Saturday, December 15, 2007

Stomping the Blues

(I earlier posted this, with some small revisions, over at Clusterflock)

A Christmas story:

This past Wednesday, I received a call from the current occupant of my former apartment about a mysterious package addressed to that apartment delivered via UPS . . .

As many of you know, I'm enrolled in the Witness Protection Program under false pretenses--I'm in hiding from my creditors and I just made up my Mob connections to facilitate said hiding; so far, the Feds are none the wiser, so don't rat me out to them--and feared that I'd been found out, that contained in said package would be something like a horse's head (apparently, some of that made-up stuff has been pretty accurate; the Feds haven't yet told me to fend for myself, after all), or yet more overdue bills, or some other form of bigger-than-a-mail-box bad news requiring a large brown truck to deliver it.

Anyway, the current occupant said he sent the package over to the complex's office, so the next morning I went over to pick it up. It contained a book: Albert Murray's classic work Stomping the Blues, a work that literally less than a week ago I had added to my Amazon Wish List (hint, hint, Flockers (and visitors to this blog) with disposable income). From my brother.

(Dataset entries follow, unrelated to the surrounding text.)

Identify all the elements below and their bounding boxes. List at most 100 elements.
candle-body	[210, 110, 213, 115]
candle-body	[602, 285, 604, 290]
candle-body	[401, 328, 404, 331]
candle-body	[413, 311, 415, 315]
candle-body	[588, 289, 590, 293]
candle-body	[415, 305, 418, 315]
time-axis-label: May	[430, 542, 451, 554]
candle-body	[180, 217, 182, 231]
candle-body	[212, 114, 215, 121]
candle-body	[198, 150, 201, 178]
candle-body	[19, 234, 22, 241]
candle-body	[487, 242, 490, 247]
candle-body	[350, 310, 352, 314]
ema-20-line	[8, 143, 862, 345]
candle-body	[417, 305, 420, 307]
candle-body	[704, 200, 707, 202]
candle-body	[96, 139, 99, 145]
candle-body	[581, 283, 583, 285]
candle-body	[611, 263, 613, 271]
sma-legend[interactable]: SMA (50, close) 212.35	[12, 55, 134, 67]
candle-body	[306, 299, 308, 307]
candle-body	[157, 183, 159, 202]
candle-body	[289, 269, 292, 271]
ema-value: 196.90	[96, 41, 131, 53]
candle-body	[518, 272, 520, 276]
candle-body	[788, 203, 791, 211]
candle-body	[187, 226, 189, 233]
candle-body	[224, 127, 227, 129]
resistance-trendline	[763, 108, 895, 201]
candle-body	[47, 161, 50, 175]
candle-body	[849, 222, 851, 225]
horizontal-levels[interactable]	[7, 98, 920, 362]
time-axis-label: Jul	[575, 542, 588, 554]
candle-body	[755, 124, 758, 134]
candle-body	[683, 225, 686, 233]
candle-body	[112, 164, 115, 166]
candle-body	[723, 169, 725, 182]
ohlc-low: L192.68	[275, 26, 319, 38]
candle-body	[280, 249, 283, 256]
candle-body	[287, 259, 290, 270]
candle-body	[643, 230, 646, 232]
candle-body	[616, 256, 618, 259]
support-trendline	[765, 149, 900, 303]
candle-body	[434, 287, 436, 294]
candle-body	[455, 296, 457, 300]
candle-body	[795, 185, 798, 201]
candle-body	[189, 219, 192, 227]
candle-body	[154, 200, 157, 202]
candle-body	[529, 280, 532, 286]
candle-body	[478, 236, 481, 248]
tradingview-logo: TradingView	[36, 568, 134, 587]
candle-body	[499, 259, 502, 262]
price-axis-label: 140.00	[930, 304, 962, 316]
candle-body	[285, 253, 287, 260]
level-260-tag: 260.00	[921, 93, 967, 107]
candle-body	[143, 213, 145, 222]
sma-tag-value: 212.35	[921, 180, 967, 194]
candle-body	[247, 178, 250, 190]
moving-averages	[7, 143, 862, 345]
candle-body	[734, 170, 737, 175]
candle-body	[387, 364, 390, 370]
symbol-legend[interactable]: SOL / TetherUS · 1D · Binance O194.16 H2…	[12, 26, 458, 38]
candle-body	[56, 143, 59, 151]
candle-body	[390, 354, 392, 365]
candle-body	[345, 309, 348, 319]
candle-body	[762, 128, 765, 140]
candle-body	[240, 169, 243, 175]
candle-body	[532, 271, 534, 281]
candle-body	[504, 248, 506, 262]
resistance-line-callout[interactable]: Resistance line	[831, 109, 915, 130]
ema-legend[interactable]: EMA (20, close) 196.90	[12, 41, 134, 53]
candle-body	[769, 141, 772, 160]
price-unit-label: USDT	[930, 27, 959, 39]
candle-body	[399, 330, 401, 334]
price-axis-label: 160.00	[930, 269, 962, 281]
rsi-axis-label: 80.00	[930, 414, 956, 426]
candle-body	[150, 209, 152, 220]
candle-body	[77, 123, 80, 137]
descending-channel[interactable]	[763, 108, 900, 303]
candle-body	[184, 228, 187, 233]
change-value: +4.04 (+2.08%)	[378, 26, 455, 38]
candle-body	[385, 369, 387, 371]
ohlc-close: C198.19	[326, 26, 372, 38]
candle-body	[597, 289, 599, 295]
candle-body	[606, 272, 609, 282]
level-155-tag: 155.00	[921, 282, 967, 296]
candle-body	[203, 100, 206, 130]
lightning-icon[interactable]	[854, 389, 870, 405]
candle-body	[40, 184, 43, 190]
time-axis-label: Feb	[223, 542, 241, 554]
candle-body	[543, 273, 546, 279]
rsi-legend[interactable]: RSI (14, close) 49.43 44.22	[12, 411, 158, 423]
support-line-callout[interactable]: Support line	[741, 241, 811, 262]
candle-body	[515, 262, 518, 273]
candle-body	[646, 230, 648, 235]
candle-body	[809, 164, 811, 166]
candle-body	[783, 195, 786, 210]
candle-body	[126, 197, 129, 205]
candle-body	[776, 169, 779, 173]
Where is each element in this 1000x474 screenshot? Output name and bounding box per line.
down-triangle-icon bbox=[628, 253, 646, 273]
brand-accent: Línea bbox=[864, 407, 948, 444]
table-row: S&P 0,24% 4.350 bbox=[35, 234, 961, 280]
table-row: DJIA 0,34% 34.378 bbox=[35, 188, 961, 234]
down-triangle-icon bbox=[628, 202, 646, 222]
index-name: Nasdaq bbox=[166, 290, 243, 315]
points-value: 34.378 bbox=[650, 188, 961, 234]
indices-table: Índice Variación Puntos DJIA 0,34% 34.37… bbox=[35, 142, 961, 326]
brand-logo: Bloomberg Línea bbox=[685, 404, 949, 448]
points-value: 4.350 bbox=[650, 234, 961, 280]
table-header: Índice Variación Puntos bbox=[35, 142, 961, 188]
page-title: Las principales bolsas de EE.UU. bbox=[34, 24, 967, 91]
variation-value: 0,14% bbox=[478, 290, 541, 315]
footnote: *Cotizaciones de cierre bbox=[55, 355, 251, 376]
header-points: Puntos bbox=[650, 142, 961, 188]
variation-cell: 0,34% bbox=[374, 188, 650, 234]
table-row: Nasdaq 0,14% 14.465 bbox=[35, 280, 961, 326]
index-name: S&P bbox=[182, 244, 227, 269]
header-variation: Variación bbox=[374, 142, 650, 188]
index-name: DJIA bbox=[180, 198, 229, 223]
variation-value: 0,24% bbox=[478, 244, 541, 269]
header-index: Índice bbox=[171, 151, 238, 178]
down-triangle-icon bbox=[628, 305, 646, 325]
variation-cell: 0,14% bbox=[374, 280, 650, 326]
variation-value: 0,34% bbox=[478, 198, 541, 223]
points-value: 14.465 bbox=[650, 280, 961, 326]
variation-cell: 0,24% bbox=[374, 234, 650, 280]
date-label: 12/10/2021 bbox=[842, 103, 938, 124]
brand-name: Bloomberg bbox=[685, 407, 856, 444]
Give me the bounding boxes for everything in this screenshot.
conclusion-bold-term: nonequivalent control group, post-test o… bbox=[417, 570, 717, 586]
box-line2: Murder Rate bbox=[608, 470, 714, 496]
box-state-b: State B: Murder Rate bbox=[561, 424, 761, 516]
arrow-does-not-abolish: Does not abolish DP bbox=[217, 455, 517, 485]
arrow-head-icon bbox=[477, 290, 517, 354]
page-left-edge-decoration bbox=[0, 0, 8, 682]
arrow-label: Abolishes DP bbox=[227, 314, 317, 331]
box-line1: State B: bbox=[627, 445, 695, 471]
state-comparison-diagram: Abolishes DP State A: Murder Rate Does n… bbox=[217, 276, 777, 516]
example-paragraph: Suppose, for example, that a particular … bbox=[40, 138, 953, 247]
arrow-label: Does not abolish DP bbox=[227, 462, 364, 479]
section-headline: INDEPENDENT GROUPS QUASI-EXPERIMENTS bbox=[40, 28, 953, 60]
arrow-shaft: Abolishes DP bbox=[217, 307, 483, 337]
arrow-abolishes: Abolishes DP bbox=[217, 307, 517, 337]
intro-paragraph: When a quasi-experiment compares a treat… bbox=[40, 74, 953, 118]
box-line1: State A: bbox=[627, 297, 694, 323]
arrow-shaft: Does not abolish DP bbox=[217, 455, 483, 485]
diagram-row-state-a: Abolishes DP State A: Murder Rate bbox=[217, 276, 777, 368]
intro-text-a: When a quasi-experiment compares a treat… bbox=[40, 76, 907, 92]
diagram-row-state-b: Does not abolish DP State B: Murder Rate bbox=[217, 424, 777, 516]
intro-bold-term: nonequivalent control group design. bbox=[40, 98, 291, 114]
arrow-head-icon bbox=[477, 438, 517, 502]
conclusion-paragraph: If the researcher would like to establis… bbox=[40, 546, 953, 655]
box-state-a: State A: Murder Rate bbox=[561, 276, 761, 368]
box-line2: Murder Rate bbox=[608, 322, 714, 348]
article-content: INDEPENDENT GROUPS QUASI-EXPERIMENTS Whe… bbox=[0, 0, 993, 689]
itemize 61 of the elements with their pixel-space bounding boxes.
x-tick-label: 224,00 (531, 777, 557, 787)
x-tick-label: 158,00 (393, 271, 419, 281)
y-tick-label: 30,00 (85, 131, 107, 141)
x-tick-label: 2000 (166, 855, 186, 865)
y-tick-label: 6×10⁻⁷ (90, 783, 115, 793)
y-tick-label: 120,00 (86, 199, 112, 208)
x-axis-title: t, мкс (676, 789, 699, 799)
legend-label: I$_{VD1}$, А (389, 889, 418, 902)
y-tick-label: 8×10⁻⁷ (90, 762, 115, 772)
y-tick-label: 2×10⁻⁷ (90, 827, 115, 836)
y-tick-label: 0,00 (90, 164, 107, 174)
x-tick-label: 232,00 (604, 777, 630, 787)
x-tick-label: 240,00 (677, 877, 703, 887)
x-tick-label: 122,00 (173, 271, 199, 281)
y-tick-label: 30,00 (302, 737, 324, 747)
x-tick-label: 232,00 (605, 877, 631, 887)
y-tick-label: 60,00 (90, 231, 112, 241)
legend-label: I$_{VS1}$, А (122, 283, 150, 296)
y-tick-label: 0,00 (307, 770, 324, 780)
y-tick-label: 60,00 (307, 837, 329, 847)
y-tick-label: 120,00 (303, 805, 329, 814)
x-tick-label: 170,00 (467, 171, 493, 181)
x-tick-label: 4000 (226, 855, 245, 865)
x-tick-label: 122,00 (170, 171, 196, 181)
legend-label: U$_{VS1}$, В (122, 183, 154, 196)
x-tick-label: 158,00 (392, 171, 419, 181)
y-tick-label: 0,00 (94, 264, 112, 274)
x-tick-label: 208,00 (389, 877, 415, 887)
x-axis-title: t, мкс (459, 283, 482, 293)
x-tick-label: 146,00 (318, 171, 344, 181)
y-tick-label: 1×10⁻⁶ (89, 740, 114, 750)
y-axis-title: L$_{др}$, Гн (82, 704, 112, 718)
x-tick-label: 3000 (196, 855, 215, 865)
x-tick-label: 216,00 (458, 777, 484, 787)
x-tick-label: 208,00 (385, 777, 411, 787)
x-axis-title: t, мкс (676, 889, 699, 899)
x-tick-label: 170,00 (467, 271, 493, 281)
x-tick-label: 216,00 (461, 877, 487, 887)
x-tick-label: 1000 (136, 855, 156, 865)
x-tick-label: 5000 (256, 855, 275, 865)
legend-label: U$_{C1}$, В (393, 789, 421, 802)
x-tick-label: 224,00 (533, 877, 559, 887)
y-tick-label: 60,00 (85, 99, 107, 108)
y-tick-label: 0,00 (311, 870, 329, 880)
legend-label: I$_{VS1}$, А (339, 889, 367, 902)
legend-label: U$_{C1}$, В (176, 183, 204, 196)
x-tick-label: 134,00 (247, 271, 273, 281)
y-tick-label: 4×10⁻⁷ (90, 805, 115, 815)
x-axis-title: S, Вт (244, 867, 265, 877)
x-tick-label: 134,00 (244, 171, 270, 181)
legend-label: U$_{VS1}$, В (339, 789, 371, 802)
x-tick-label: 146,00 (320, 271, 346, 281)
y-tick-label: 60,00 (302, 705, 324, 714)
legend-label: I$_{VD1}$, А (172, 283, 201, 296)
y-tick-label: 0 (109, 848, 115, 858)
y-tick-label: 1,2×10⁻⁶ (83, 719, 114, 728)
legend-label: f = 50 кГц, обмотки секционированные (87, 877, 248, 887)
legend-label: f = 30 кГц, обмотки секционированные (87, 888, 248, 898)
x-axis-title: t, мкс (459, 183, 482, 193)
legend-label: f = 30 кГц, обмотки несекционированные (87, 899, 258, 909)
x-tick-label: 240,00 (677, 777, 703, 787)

I'll let you write your own narratives, but the blurb for that narrative is that my brother and I have never been especially close, though that state of affairs has improved some of late. You also need to know that he is in the Army Reserve and is presently serving in what is euphemistically called Kurdish-controlled northern Iraq: "Kurdistan"--The Other Iraq--is an official no-no, you know. But you get the idea: he is safe(r) there but still has Things To Do. He's been there since February and has been told (we'll see) that he'll be coming back this coming February.

And yet, he somehow has the time (and inclination) not only to learn that I have an Amazon Wish List but order me something from it. Embarrassing (because I'm nowhere near financially able to reciprocate) and humbling (see above), let me tell you.

And the kicker: the packing slip enclosed says this was a partial order. More is on the way.

"Stomping the Blues," indeed: what a wonderful surprise. Those blues weren't stomped, though, without my feeling a pretty strong twinge of guilt over years of less-than-brotherly behavior.

Christmas is not traditionally figured as a season of atonement, but Advent is a time of preparation--in its own way, a time to get right with God. So: I have some Things to Do, too.


R. Sherman said...

I'm glad your brother is well. I hope the two of you can spend some time together, when he returns.

Our best to him and his comrades.


Anonymous said...

I'm sure he got great pleasure in finding and sending something you'll love. What a wonderful gift for him as well!

And if I had to guess, I would say that "financial reciprocation" probably isn't what he's looking for...

Ariel said...

All my best to you, your brother, and the Things To Do you both have on your hands, respectively.